Untuk itu, kata dia, tidak bisa dikatakan bahwa berjamaah hanyalah baik bagi laki-laki, sementara perempuan dianggap lebih baik shalat di rumah. Apalagi jika dikatakan bahwa shalat perempuan di tempat yang paling tersembunyi dianggap lebih baik agar lebih khusyuk dan tidak diganggu atau mengganggu orang lain.
“Manfaat shalat berjamaah, baik dari sisi pahala, penguatan spiritual, maupun peningkatan pengetahuan, tidak boleh hanya dikhususkan bagi laki-laki. Karena secara prinsip, Islam diperuntukkan bagi laki-laki dan perempuan,” jelasnya.

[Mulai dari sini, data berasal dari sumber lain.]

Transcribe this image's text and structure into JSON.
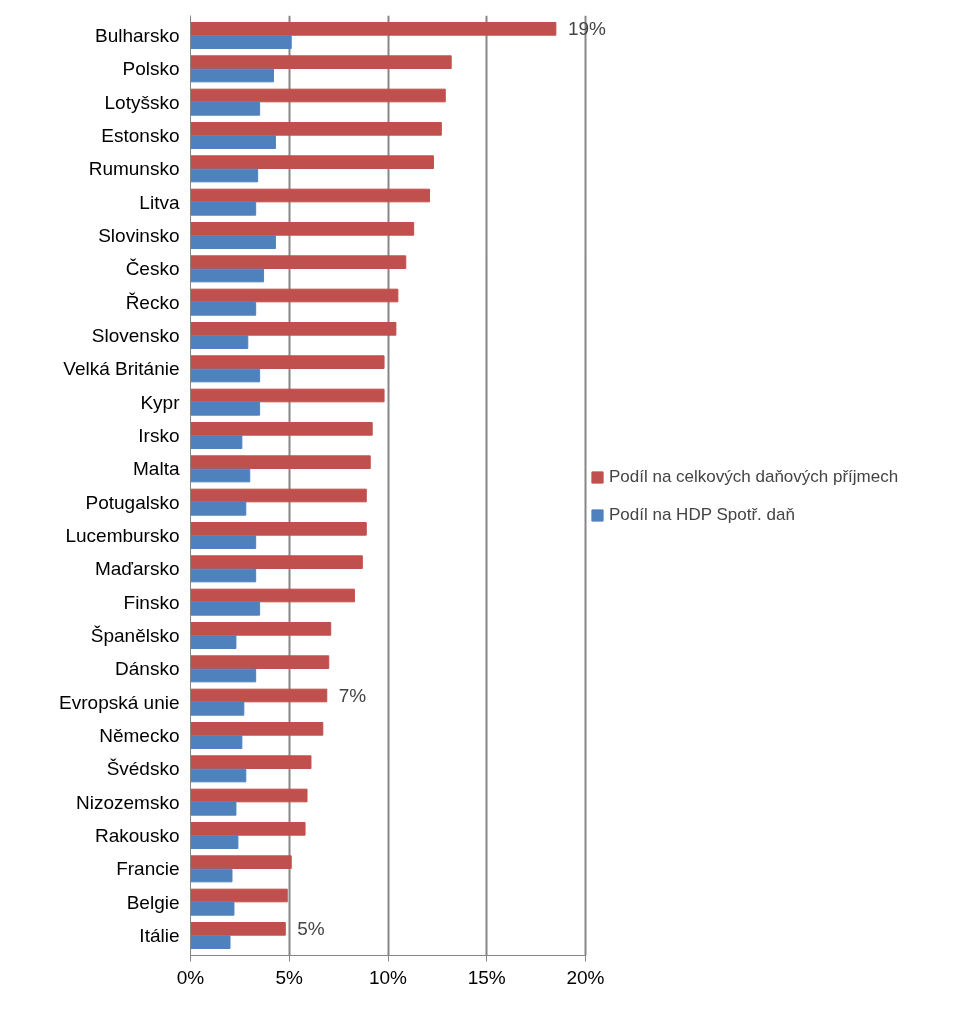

Kedua, kehadiran seseorang untuk bersosialisasi dengan masyarakat, melalui shalat berjamaah dan yang lainnya, adalah baik untuk perkembangannya secara psikologis dan sosial.
Seringkali, lanjutnya, di tempat-tempat publik dilakukan musyawarah bersama, kesepakatan-kesepakatan, atau penyediaan layananlayanan tertentu, bahkan pembagian-pembagian bantuan ekonomi.
“Mengucilkan perempuan di dalam rumah berarti menjauhkan mereka dari segala manfaat penguatan psikologi dan sosial tersebut. Ini tentu saja bertentangan dengan kemaslahatan Islam yang bersifat universal,” tegasnya.
“Sekali lagi, karena Islam adalah agama untuk laki-laki dan perempuan, maka semua kemaslahatan publik yang dianjurkan Islam, juga seharusnya diterima dan dirasakan oleh keduanya. Bukan salah satunya saja,” tukasnya. (Rul)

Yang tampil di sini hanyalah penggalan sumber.